Re: INFO: task hung in pipe_write (2)

From: Darrick J. Wong
Date: Mon Oct 14 2019 - 18:16:48 EST


On Mon, Oct 14, 2019 at 10:40:44PM +0200, Andreas Gruenbacher wrote:
> Hi Darrick,
>
> On Thu, Sep 19, 2019 at 11:10 PM Darrick J. Wong
> <darrick.wong@xxxxxxxxxx> wrote:
> > On Thu, Sep 19, 2019 at 10:55:44PM +0200, Rasmus Villemoes wrote:
> > > On 19/09/2019 19.19, syzbot wrote:
> > > > Hello,
> > > >
> > > > syzbot found the following crash on:
> > > >
> > > > HEAD commit: 288b9117 Add linux-next specific files for 20190918
> > > > git tree: linux-next
> > > > console output: https://syzkaller.appspot.com/x/log.txt?x=17e86645600000
> > > > kernel config: https://syzkaller.appspot.com/x/.config?x=f6126e51304ef1c3
> > > > dashboard link:
> > > > https://syzkaller.appspot.com/bug?extid=3c01db6025f26530cf8d
> > > > compiler: gcc (GCC) 9.0.0 20181231 (experimental)
> > > > syz repro: https://syzkaller.appspot.com/x/repro.syz?x=11855769600000
> > > > C reproducer: https://syzkaller.appspot.com/x/repro.c?x=143580a1600000
> > > >
> > > > The bug was bisected to:
> > > >
> > > > commit cfb864757d8690631aadf1c4b80022c18ae865b3
> > > > Author: Darrick J. Wong <darrick.wong@xxxxxxxxxx>
> > > > Date: Tue Sep 17 16:05:22 2019 +0000
> > > >
> > > > splice: only read in as much information as there is pipe buffer space
> > >
> > > The middle hunk (the one before splice_pipe_to_pipe()) accesses
> > > opipe->{buffers, nrbufs}, but opipe is not locked at that point. So
> > > maybe we end up passing len==0, which seems (once there's room in opipe)
> > > it would put a zero-length pipe_buffer in opipe - and that probably
> > > violates an invariant somewhere.
> > >
> > > But does the splice_pipe_to_pipe() case even need that extra logic?
> > > Doesn't it handle short writes correctly already?
> >
> > Yep. I missed the part where splice_pipe_to_pipe is already perfectly
> > capable of detecting insufficient space in opipe and kicking opipe's
> > readers to clear out the buffer. So that hunk isn't needed, and now I'm
> > wondering how in the other clause we return 0 from wait_for_space yet
> > still don't have buffer space...
> >
> > Oh well, back to the drawing board. Good catch, though now it's become
> > painfully clear that xfstests lacks rigorous testing of splice()...
>
> have you had any luck figuring out how to fix this? We're still
> suffering from the regression I've reported a while ago (*).

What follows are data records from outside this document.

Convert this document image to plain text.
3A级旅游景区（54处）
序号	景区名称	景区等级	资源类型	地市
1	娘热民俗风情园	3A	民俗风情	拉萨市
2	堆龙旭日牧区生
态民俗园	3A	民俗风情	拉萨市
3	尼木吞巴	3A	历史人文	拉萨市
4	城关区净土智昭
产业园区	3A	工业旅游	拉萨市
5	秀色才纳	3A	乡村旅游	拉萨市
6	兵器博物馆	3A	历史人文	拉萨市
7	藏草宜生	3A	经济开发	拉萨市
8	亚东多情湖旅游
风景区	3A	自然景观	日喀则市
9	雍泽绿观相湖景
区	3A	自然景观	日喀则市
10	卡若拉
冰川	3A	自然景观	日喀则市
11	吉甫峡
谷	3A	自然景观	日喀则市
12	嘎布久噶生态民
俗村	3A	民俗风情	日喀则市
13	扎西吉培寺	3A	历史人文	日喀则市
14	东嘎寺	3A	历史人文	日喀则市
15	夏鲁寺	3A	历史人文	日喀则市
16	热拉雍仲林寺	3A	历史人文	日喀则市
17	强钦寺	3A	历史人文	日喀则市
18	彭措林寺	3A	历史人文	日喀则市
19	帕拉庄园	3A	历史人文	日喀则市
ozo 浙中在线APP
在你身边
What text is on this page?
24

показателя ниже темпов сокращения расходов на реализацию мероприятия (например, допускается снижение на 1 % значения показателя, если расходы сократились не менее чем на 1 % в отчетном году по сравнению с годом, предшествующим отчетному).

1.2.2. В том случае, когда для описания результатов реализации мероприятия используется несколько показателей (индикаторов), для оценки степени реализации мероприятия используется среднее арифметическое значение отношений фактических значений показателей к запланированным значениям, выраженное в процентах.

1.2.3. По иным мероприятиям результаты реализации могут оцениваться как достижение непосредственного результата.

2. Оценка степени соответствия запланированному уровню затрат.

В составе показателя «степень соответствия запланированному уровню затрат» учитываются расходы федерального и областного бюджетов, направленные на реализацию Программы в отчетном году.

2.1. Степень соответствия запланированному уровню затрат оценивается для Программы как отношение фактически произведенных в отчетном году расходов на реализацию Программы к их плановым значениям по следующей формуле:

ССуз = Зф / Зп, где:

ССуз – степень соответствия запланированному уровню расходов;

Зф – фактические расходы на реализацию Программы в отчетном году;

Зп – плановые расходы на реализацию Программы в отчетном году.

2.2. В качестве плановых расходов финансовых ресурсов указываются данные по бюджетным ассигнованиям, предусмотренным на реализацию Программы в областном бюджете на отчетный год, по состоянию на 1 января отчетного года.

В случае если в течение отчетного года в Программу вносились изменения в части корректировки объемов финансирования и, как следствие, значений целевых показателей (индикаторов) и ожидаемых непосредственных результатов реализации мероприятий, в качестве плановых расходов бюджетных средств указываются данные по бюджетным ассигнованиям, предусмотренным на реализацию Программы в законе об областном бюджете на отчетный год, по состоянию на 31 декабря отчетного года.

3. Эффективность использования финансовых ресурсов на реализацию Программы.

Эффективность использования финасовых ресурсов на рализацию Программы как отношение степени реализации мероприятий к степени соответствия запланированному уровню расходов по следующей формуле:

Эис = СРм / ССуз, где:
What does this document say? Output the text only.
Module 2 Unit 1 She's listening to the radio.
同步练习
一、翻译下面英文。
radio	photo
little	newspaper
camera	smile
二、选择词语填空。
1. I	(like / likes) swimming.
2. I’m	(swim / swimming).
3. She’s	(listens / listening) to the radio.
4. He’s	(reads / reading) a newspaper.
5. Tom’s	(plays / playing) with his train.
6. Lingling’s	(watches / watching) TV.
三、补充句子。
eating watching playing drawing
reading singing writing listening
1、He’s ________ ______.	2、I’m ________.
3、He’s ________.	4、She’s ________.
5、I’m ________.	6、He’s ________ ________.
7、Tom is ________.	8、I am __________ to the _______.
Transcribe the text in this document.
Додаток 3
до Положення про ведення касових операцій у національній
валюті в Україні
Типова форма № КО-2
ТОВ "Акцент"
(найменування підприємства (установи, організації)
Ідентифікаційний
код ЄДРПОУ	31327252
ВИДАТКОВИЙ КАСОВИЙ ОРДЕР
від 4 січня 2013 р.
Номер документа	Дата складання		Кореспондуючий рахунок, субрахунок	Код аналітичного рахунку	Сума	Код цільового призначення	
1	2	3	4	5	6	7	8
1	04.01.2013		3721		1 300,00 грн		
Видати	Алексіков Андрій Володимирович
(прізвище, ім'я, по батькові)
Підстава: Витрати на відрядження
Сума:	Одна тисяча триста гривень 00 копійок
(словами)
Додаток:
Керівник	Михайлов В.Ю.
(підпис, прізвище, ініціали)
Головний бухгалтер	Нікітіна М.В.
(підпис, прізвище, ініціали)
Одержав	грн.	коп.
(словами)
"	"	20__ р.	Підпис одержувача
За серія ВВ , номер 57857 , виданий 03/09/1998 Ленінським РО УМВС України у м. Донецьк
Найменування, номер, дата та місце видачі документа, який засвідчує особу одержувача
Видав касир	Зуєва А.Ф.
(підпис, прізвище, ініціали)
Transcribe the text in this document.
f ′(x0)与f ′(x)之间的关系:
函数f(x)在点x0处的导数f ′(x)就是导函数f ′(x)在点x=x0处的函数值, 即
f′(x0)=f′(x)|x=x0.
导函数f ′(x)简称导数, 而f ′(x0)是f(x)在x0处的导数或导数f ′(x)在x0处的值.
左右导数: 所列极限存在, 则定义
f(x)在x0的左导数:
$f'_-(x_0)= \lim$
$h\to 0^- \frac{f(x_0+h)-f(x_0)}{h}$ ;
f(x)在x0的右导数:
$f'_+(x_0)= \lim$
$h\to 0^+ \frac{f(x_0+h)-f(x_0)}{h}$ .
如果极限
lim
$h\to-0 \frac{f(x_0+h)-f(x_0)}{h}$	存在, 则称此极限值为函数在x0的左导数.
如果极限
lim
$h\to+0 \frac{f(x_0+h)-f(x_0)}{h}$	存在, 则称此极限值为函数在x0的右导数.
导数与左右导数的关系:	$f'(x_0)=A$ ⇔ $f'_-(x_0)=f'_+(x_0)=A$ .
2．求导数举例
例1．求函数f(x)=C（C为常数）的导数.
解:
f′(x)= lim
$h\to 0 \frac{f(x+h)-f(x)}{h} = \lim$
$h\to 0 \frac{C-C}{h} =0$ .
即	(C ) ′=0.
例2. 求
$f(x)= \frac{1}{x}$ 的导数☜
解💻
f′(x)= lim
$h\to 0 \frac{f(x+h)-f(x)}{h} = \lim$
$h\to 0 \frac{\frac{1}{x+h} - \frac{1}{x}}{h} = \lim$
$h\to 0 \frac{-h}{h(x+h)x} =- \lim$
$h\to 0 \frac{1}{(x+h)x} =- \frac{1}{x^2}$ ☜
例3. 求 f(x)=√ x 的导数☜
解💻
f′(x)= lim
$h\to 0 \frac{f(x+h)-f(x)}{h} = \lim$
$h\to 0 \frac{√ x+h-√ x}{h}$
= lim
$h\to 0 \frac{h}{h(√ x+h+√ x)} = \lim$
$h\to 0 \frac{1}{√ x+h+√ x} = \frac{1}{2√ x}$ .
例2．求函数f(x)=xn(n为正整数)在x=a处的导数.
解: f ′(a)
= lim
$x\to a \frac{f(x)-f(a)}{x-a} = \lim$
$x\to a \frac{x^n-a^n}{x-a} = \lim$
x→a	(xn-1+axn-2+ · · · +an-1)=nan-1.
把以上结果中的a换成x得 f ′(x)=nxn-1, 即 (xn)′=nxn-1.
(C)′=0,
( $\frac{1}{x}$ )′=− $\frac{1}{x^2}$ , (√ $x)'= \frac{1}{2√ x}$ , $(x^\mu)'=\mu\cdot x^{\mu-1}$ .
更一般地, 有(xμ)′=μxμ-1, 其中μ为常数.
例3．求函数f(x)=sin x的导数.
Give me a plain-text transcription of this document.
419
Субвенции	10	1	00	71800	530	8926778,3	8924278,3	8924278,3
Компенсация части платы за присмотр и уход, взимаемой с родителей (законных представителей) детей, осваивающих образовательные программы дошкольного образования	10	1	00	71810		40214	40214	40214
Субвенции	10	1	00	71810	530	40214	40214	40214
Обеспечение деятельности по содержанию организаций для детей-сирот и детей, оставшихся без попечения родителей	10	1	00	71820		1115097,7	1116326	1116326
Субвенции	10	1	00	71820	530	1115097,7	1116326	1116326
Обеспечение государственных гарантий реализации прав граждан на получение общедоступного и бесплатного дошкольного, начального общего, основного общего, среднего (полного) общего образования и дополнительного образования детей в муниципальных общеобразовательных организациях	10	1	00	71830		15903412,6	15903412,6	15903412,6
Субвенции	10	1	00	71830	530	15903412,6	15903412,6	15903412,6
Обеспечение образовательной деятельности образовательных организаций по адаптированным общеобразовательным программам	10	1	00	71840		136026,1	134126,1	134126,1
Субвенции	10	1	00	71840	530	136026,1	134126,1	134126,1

Nope, that's slipped along with everything else because I'm burning out
on all the buggy sh*t that has gone in the kernel for 5.4 that has made
it difficult to get regression tests to run reliably to find out if
there's anything wrong with XFS.

Oh, sure, if I turn off kmemleak and whatever the hell "haltpoll" is
then it tidies up enough to run fstests but now "sleep 0.5" runs in
anywhere between a jiffie and 10s. WTH.

> If not, I wonder if reverting commit 8f67b5adc030 would make sense for now.

Ugh, no, splice shouldn't be asking the filesystem for a 75k buffered
read and then *oopsie* running out of pages after ~64k or so. Even more
frighteningly the syzbot reproducer asks for a 20GB read into a pipe
which gets sent right into the fs without any size clamping.

Ok I'll at least cough up a v3 patch which maybe will work.

--D

>
> * https://lore.kernel.org/linux-fsdevel/CAHpGcM+WQYFHOOC8SzKq+=DuHVZ4fw4RHLTMUDN-o6GX3YtGvQ@xxxxxxxxxxxxxx/T/#u
>
> Thanks,
> Andreas